Rabada leads the way for SA on day one of decider at Newlands
Pace ace shows he is the leader of the attack in his 50th Test
Kagiso Rabada continued to grow his legend with another inspiring display as SA ended the first day of the deciding Test against India in a position of promise at Newlands.
They bowled out India for 223 after the visitors again won the toss and elected to bat.
India, however, struck before the close when Jasprit Bumrah had second Test hero Dean Elgar caught at slip for three. SA finished on 17/1.
They dismissed India cheaply after losing the toss, albeit under leaden skies and it was Rabada, as you'd expect, who led the attack in his 50th Test. He has blown hot and cold in this series but he has mostly sizzled since receiving a blast from captain Dean Elgar in the India second innings at the Wanderers.
He tore in from the Wynberg End, with the south-easterly mostly at his back, and proudly wore the mantle of leader of the pack as India struggled to make good on their first use of the pitch in the deciding Test.
And it wasn't just all-out aggression. This was a more calculated Rabada who kept plugging away in areas that served to disarm, and occasionally disconcert.
Only Bumrah was dismissed as a result of his wrath when the India paceman gloved the ball into a looping trajectory to Elgar in the slip cordon. He finished with 4/73 but failed to capture the last wicket of the innings that would have confirmed an 11th five-wicket haul.
Still, it was a performance that set the benchmark and others sought to emulate, and no-one did so with more alacrity than young buck Marco Jansen. The strapping left-armer continues to frequent the wickets column, this time returning figures of 3/55.
While Rabada did his damage from the southern end of the ground Jansen was rotated and bowled from both sides of the wicket. He profited from the change of angles.
India's resistance almost solely came in the shape of their captain Virat Kohli who perhaps felt it was time to remind fans of his batting prowess.

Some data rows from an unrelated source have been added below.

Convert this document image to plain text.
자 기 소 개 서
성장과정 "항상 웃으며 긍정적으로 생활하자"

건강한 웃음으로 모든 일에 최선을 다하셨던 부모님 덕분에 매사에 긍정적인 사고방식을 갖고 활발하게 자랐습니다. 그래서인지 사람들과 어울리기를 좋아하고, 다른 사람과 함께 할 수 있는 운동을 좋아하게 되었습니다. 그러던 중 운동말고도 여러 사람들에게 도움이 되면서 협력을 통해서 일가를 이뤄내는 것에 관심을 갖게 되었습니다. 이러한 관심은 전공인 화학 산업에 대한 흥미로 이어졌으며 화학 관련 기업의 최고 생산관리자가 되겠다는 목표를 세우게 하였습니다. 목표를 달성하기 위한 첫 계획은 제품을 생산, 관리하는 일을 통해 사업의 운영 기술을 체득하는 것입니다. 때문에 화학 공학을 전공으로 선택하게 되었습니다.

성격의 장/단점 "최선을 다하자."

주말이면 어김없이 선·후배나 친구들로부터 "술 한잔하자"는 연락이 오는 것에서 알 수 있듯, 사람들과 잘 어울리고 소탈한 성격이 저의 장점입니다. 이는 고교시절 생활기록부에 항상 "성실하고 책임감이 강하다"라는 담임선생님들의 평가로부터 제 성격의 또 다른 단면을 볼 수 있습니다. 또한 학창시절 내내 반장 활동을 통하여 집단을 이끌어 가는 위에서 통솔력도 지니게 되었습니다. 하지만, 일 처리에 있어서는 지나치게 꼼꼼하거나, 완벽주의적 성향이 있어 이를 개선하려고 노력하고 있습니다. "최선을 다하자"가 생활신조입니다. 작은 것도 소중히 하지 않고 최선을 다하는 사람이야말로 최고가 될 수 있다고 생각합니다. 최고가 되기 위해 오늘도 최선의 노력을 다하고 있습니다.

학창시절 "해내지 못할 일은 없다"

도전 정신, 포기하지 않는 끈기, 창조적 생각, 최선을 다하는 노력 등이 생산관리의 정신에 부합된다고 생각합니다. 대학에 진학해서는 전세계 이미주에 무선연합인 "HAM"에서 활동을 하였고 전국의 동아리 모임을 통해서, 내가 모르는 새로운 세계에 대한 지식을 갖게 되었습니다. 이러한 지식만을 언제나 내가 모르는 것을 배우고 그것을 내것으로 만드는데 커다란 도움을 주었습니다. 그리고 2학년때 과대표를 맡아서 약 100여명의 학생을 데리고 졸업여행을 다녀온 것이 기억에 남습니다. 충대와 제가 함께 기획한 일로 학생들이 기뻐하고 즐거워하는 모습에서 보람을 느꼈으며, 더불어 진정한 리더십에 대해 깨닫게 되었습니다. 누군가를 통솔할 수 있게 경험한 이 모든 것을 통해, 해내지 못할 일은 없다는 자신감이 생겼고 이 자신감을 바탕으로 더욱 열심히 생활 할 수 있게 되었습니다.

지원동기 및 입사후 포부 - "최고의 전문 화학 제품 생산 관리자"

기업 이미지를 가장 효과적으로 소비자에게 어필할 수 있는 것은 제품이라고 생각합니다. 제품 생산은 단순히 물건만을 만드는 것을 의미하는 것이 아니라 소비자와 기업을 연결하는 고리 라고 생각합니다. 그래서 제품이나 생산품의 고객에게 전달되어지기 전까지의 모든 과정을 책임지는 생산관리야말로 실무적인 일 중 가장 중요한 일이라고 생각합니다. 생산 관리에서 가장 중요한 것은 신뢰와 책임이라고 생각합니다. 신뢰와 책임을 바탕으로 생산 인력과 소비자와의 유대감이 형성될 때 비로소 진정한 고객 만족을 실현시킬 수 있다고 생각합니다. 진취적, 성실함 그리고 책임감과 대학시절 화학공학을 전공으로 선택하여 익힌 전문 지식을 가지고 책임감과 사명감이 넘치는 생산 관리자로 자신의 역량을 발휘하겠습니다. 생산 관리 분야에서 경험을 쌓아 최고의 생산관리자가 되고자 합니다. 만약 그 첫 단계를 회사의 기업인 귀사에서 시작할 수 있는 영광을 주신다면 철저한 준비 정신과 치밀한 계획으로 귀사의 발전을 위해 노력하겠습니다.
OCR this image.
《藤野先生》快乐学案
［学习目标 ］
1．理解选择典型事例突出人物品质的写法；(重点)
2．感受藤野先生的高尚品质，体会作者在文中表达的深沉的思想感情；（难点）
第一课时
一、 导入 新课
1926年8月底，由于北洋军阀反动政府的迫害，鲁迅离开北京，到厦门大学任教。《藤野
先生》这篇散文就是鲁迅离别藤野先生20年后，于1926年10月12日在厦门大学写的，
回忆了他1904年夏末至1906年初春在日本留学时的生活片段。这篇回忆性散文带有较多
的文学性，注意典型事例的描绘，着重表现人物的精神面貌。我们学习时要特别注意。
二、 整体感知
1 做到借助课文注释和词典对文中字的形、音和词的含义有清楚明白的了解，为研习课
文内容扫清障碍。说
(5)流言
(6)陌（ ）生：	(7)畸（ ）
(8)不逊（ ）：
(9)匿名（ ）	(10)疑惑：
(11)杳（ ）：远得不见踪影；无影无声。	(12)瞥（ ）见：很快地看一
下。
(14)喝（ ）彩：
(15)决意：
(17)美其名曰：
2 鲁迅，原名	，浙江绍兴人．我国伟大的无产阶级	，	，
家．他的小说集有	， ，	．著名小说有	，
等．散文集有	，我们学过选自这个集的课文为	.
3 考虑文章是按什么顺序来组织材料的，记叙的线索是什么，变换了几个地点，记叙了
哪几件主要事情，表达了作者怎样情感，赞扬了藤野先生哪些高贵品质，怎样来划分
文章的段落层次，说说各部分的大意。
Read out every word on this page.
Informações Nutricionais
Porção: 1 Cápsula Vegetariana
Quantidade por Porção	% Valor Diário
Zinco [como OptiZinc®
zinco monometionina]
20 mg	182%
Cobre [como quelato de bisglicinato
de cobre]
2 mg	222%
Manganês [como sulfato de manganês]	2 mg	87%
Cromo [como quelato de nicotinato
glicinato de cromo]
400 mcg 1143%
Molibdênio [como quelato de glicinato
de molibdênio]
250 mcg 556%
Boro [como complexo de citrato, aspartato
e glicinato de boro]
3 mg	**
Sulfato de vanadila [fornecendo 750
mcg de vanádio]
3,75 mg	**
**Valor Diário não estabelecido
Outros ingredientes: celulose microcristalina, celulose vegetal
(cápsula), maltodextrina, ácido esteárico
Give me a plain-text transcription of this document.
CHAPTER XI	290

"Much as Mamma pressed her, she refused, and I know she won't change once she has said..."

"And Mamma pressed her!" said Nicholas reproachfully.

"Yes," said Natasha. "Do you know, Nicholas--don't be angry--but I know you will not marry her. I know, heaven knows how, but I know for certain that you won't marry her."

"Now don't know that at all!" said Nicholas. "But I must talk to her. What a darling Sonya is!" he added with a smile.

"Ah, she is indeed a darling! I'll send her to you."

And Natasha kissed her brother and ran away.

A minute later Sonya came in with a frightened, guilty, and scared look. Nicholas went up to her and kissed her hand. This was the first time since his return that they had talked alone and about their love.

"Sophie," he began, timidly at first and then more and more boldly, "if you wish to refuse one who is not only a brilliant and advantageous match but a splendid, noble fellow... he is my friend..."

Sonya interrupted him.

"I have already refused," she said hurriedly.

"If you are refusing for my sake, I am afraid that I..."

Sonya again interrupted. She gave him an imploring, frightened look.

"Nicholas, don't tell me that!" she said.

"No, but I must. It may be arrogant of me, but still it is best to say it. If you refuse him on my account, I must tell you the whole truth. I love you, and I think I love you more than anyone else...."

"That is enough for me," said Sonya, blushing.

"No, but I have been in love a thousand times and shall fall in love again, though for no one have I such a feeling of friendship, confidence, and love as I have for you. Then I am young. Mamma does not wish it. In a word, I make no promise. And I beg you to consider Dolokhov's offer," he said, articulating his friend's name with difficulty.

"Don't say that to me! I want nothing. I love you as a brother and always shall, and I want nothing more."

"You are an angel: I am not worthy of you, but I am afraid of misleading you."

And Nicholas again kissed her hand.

Kohli, who is not at his free-flowing best, had to dig deep. His more inhibited approach may not have advanced the scoreboard early on but he stood resolute when those around him found ways to get out.
This wasn't so much the convulsions of a player riling against receding powers, as a batter calling on all his wherewithal, craft and bloody-mindedness to fashion an innings of substance.
Kohli judiciously left the ball for much of his innings and he rarely drew on the lavish stroke play that is such an integral part of his makeup.
He attempted to bat himself back into form by sheer occupation of the crease. Since registering a career-best 254 not out against SA in Pune in 2019 he has notched up just one ton — 136 against Bangladesh.
He has gone 25 innings since that century and he looked determined to again register three figures but it wasn't so much time as willing and able batting partners that conspired against him.
Running out of partners, his 201-ball vigil arrived tamely. He pushed at a wide-ish delivery from Rabada and was caught behind for 79. It was his highest score since scoring that ton against Bangladesh in Kolkata.
He was perhaps lucky to get that far. He survived an appeal for caught behind that proved one of the day's spikiest talking points.
SA's vociferous appeal was turned down by umpire Adrian Holdstock but they decided to take the matter on review.
There appeared to be a very faint sound when the ball passed Kohli's bat before it brushed his thigh pad on its way to the wicketkeeper. TV umpire Allahudien Paleker, however, ruled not out much to the disappointment, if not chagrin, of the home team.
In the absence of 'conclusive' evidence that Holdstock had erred, Paleker ruled Kohli not out.